A Câmara dos Deputados aprovou, em votação simbólica nesta quarta-feira (8), a MP (Medida Provisória) 1.344/26, que autoriza um crédito extraordinário de R$ 10 bilhões. Os recursos serão destinados ao Ministério de Minas e Energia (MME) para reforçar o orçamento voltado ao subsídio de derivados de petróleo, uma estratégia governamental para evitar repasses bruscos de preços ao consumidor final e ao setor logístico.
A decisão foi tomada sob um rito legislativo urgente, visto que a MP possui prazo de validade limitado até o dia 16 de julho. Com o aval dos deputados, o texto segue agora para análise do Senado Federal, onde deverá tramitar com celeridade para evitar que o dispositivo perca a eficácia jurídica.
Estabilidade e Previsibilidade Inflacionária
O governo federal justifica o aporte como uma medida essencial de monitoramento macroeconômico. A verba servirá para recompor os mecanismos de equalização de preços operados junto a importadores e refinarias, garantindo que as flutuações das commodities no mercado internacional não gerem impactos inflacionários imediatos e descontrolados no Brasil.

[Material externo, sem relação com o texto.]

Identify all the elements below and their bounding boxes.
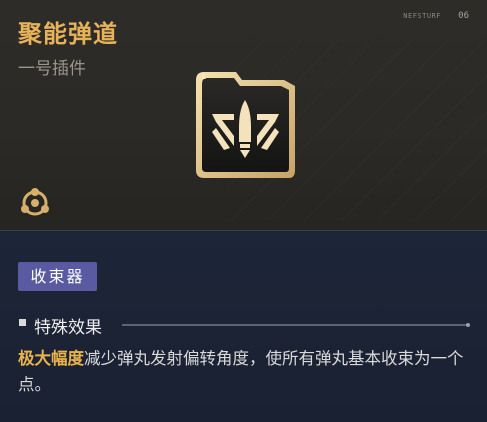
tag-badge: 收束器 [18,262,97,291]
plugin-subtitle: 一号插件 [18,59,86,79]
plugin-card: 聚能弹道 一号插件 NEFSTURF 06 1 收束器 特殊效果 极大幅度减少弹… [0,0,487,422]
effect-description: 极大幅度减少弹丸发射偏转角度，使所有弹丸基本收束为一个点。 [18,346,474,398]
section-title: 特殊效果 [34,318,102,338]
hexagon-module-icon [18,186,52,220]
plugin-chip-image: 1 [194,70,297,180]
section-divider [122,323,470,327]
plugin-header-panel: 聚能弹道 一号插件 NEFSTURF 06 1 [0,0,487,230]
effect-text: 减少弹丸发射偏转角度，使所有弹丸基本收束为一个点。 [18,349,464,394]
bullet-emblem-icon [196,72,295,178]
effect-highlight: 极大幅度 [18,349,84,368]
section-marker [19,319,26,326]
corner-number: 06 [458,11,469,21]
corner-tag: NEFSTURF [403,12,441,20]
plugin-title: 聚能弹道 [18,20,118,48]
chip-level: 1 [200,72,207,82]
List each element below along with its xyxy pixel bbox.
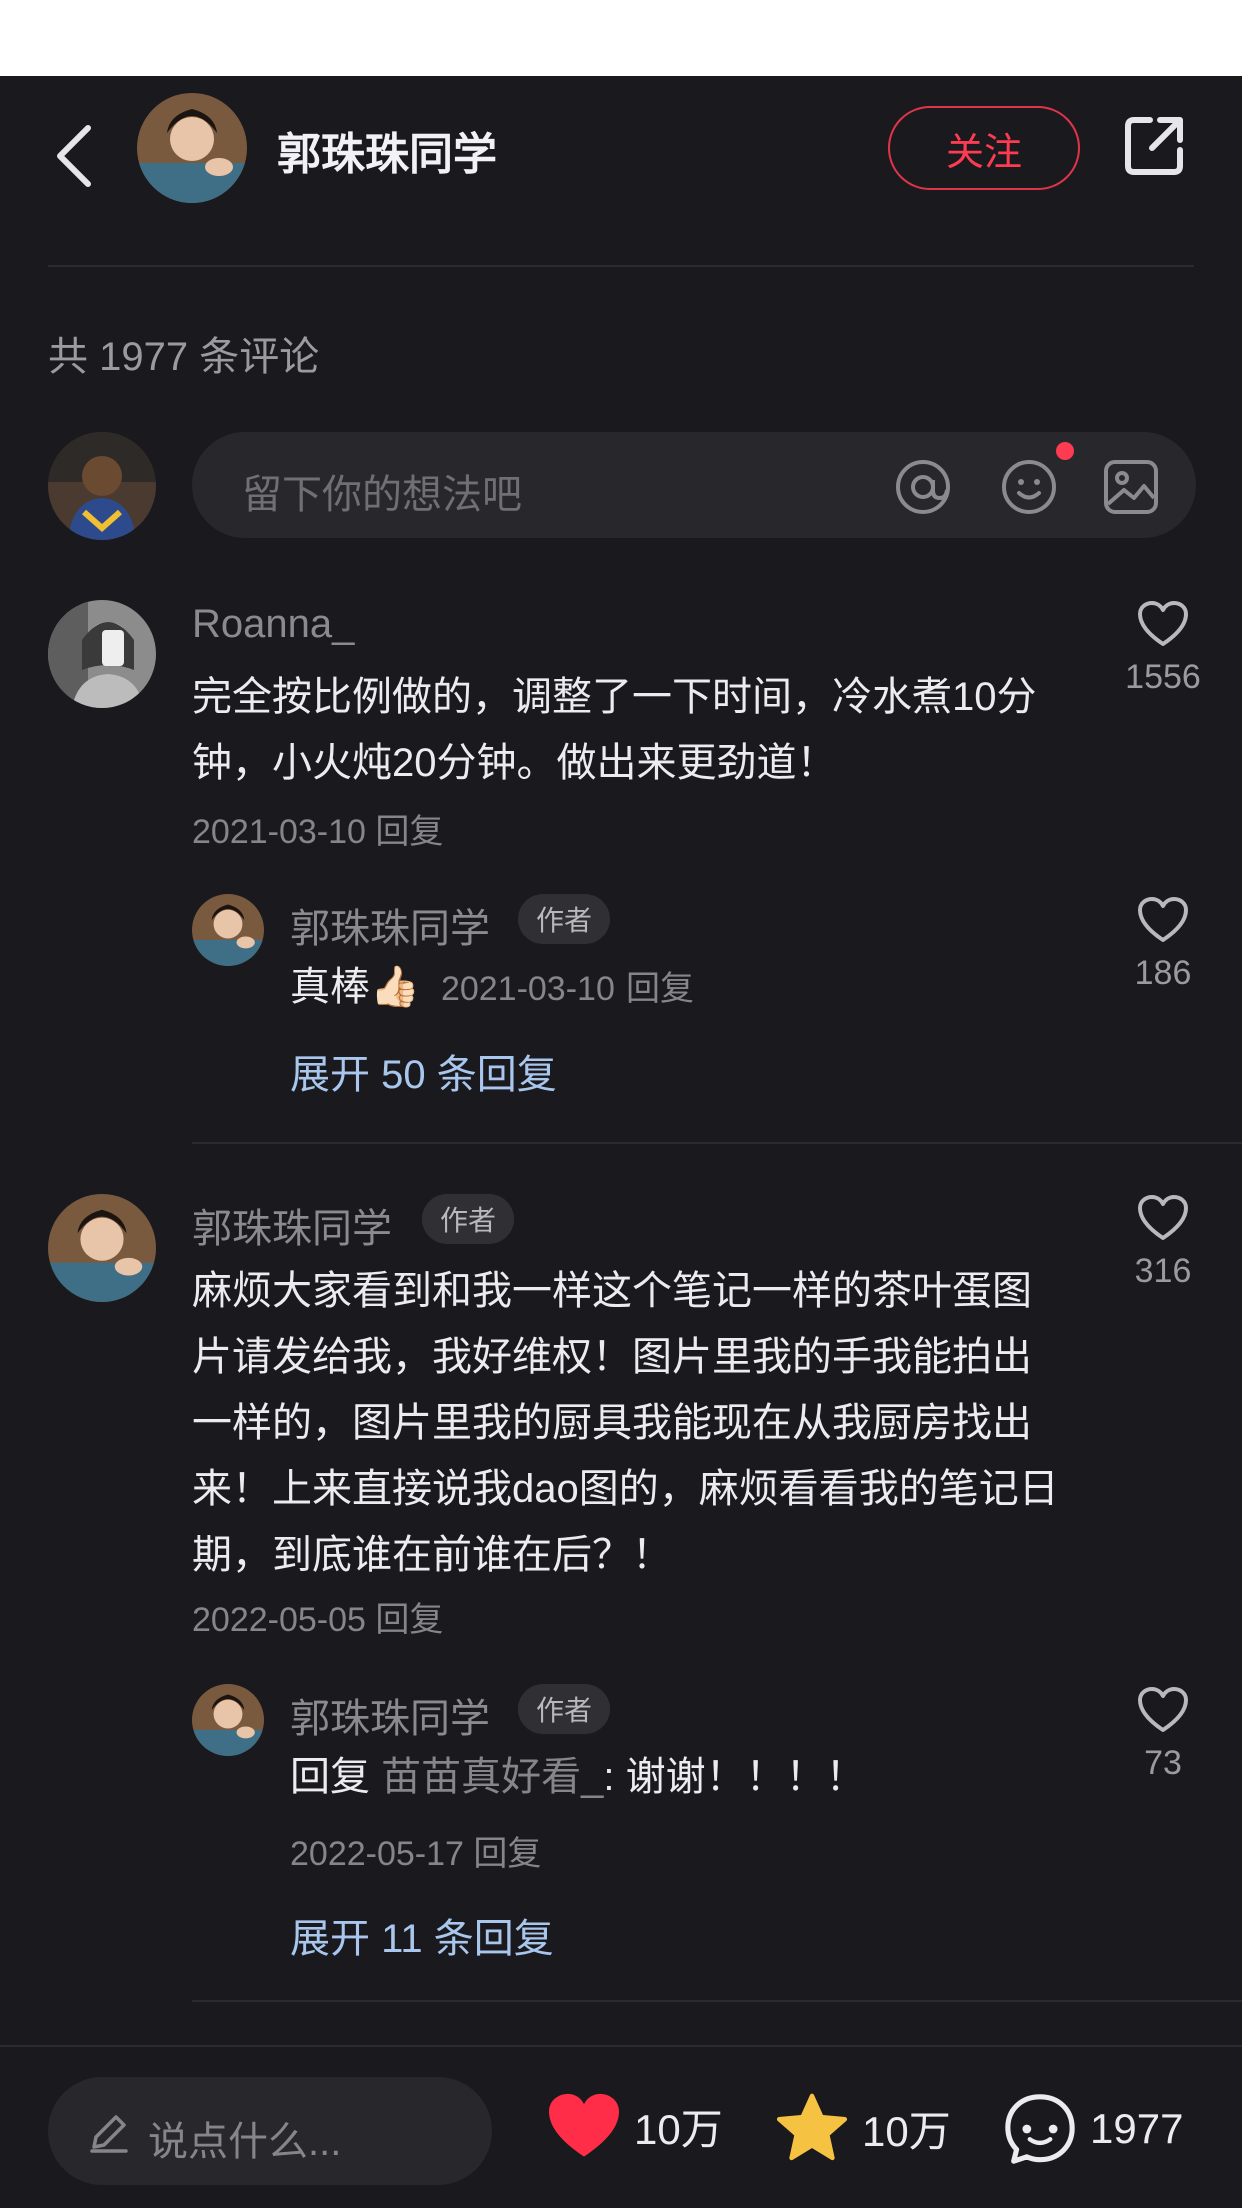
like-button[interactable]: 1556 — [1100, 600, 1226, 697]
header: 郭珠珠同学 关注 — [0, 76, 1242, 266]
heart-outline-icon — [1138, 1687, 1188, 1732]
say-something-input[interactable]: 说点什么... — [48, 2077, 492, 2185]
expand-replies-button[interactable]: 展开 50 条回复 — [290, 1042, 557, 1100]
follow-button[interactable]: 关注 — [888, 106, 1080, 190]
author-name[interactable]: 郭珠珠同学 — [277, 118, 497, 182]
reply-prefix: 回复 — [290, 1755, 370, 1799]
heart-outline-icon — [1138, 601, 1188, 646]
emoji-new-dot — [1056, 442, 1074, 460]
commenter-name[interactable]: 郭珠珠同学 — [192, 1196, 392, 1254]
post-like-count: 10万 — [634, 2105, 723, 2153]
reply-date: 2021-03-10 — [440, 970, 615, 1008]
reply-link[interactable]: 回复 — [375, 1601, 443, 1639]
comment-input[interactable]: 留下你的想法吧 — [192, 432, 1196, 538]
reply-link[interactable]: 回复 — [626, 970, 694, 1008]
like-count: 186 — [1134, 954, 1192, 992]
star-filled-icon — [776, 2093, 848, 2161]
comment-input-row: 留下你的想法吧 — [0, 430, 1242, 540]
header-divider — [48, 265, 1194, 267]
comment-text: 完全按比例做的，调整了一下时间，冷水煮10分钟，小火炖20分钟。做出来更劲道！ — [192, 675, 1037, 785]
heart-outline-icon — [1138, 1195, 1188, 1240]
comment-post-button[interactable]: 1977 — [1002, 2091, 1183, 2167]
reply-date: 2022-05-17 — [290, 1835, 464, 1873]
status-bar — [0, 0, 1242, 76]
back-icon[interactable] — [50, 116, 100, 196]
comment-date: 2021-03-10 — [192, 813, 366, 851]
commenter-avatar[interactable] — [48, 1194, 156, 1302]
post-star-count: 10万 — [862, 2107, 951, 2155]
comment-divider — [192, 1142, 1242, 1144]
reply-like-button[interactable]: 73 — [1100, 1686, 1226, 1783]
pencil-icon — [90, 2115, 128, 2153]
comment-meta: 2021-03-10 回复 — [192, 804, 443, 853]
reply-text-row: 真棒👍🏻 2021-03-10 回复 — [290, 954, 1050, 1022]
comment-input-placeholder: 留下你的想法吧 — [242, 473, 522, 517]
reply-meta: 2022-05-17 回复 — [290, 1826, 541, 1875]
like-post-button[interactable]: 10万 — [546, 2091, 723, 2161]
comment-divider — [192, 2000, 1242, 2002]
at-mention-icon[interactable] — [894, 458, 952, 516]
replier-avatar[interactable] — [192, 894, 264, 966]
author-badge: 作者 — [422, 1194, 515, 1244]
replier-name[interactable]: 郭珠珠同学 — [290, 1686, 490, 1744]
reply-link[interactable]: 回复 — [473, 1835, 541, 1873]
reply-text: 真棒👍🏻 — [290, 965, 420, 1009]
reply-link[interactable]: 回复 — [375, 813, 443, 851]
like-count: 316 — [1134, 1252, 1192, 1290]
collect-post-button[interactable]: 10万 — [774, 2091, 951, 2165]
my-avatar[interactable] — [48, 432, 156, 540]
author-badge: 作者 — [518, 894, 611, 944]
heart-outline-icon — [1138, 897, 1188, 942]
comment-text: 麻烦大家看到和我一样这个笔记一样的茶叶蛋图片请发给我，我好维权！图片里我的手我能… — [192, 1269, 1059, 1577]
author-avatar[interactable] — [137, 93, 247, 203]
comment-bubble-icon — [1005, 2094, 1075, 2164]
emoji-icon[interactable] — [1000, 458, 1058, 516]
like-count: 1556 — [1125, 658, 1201, 696]
image-icon[interactable] — [1102, 458, 1160, 516]
comment-date: 2022-05-05 — [192, 1601, 366, 1639]
reply-text: : 谢谢！！！！ — [603, 1755, 866, 1799]
share-icon[interactable] — [1122, 114, 1186, 178]
author-badge: 作者 — [518, 1684, 611, 1734]
say-something-placeholder: 说点什么... — [148, 2120, 342, 2164]
commenter-name[interactable]: Roanna_ — [192, 602, 354, 647]
post-comment-count: 1977 — [1090, 2105, 1184, 2152]
commenter-avatar[interactable] — [48, 600, 156, 708]
expand-replies-button[interactable]: 展开 11 条回复 — [290, 1906, 554, 1964]
like-count: 73 — [1144, 1744, 1182, 1782]
heart-filled-icon — [549, 2093, 619, 2157]
comment-count: 共 1977 条评论 — [48, 335, 320, 379]
replier-name[interactable]: 郭珠珠同学 — [290, 896, 490, 954]
like-button[interactable]: 316 — [1100, 1194, 1226, 1291]
comment-meta: 2022-05-05 回复 — [192, 1592, 443, 1641]
mentioned-user[interactable]: 苗苗真好看_ — [381, 1755, 603, 1799]
reply-like-button[interactable]: 186 — [1100, 896, 1226, 993]
replier-avatar[interactable] — [192, 1684, 264, 1756]
reply-text-row: 回复 苗苗真好看_: 谢谢！！！！ — [290, 1744, 1050, 1810]
bottom-action-bar: 说点什么... 10万 10万 1977 — [0, 2045, 1242, 2208]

“A aprovação ágil do crédito extraordinário reflete um consenso político em torno da necessidade de preservar a estabilidade dos custos de frete e transporte, fatores cruciais para a economia nacional neste momento”.
Corrida contra o tempo no Senado
O cenário no Congresso Nacional exige atenção especial. Como a MP expira na próxima semana, o cronograma de votação no Senado será determinante. Caso os senadores realizem alterações de mérito na proposta, o projeto terá de retornar à Câmara dos Deputados para uma nova rodada de votações.
O insucesso na aprovação final antes do prazo de 16 de julho pode interromper o fluxo de repasses programados para a cadeia de abastecimento. Para o setor de refino e distribuição, a manutenção deste auxílio financeiro é vista como uma peça-chave para garantir a previsibilidade operacional e evitar sobressaltos no preço dos combustíveis nas bombas.